J’avoue que je fus piqué.

— Non, madame, répondis-je, je sens la musique.

Puis je sortis, me tenant remarquablement droit, mais calme et froid comme un homme qui, n’étant pas apprécié, se retire en donnant à ses critiques une crainte vague d’avoir chassé quelque génie supérieur.

Pour prouver à cette dame que j’étais incapable de boire outre mesure, et que ma senteur devait être un accident tout à fait étranger à mes mœurs, je préméditai de me rendre dans la loge de madame la duchesse de… (gardons-lui le secret), dont j’aperçus la belle tête si singulièrement encadrée de plumes et de dentelles, que je fus irrésistiblement attiré vers elle par le désir de vérifier si cette inconcevable coiffure était vraie, ou due à quelque fantaisie de l’optique particulière dont j’avais été doué pour quelques heures.

— Quand je serai là, pensais-je, entre cette grande dame si élégante et son amie si minaudière, si bégueule, personne ne me soupçonnera d’être entre deux vins, et l’on se dira que je dois être quelque homme considérable…

Mais j’étais encore errant dans les interminables corridors du Théâtre-Italien, sans avoir pu trouver la porte damnée de cette loge, lorsque la foule, sortant après le spectacle, me colla contre un mur…

Cette soirée est certes une des plus poétiques de ma vie.
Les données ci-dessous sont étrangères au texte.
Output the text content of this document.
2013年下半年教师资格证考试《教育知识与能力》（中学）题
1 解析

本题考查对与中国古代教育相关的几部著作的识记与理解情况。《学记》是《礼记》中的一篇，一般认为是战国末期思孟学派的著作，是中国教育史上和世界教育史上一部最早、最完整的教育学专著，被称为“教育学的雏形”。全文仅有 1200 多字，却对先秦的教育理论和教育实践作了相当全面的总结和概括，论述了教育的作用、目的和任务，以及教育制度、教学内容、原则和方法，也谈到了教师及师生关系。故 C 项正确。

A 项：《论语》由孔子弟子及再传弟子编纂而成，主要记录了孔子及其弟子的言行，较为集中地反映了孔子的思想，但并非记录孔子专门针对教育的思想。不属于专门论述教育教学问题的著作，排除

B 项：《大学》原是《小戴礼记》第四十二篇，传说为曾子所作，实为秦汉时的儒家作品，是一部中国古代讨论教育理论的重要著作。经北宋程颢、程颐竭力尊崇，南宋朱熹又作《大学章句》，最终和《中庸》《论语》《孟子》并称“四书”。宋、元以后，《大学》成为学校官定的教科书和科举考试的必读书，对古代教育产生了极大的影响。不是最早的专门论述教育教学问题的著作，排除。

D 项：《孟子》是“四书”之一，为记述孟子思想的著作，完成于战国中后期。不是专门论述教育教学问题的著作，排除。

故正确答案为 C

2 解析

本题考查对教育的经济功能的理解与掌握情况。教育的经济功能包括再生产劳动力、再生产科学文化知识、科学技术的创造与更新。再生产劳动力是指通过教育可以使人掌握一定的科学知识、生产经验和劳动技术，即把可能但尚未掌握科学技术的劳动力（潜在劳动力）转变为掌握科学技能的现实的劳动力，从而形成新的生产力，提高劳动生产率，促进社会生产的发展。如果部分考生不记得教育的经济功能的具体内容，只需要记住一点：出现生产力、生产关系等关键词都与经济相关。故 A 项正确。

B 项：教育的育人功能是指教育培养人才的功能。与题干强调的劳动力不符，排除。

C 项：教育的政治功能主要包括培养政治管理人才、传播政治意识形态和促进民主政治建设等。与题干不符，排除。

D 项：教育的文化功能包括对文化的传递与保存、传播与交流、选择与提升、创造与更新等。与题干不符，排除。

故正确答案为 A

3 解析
À aucune époque je n’ai vu autant de plumes, autant de dentelles, autant de jolies femmes, autant de petits carreaux ovales par lesquels les curieux et les amants examinent le contenu d’une loge. Jamais je n’ai déployé autant d’énergie, ni montré autant de caractère, je pourrais même dire d’entêtement, n’était le respect que l’on se doit à soi-même. La ténacité du roi Guillaume de Hollande n’est rien dans la question belge, en comparaison de la persévérance que j’ai eue à me hausser sur la pointe des pieds, et à conserver un agréable sourire.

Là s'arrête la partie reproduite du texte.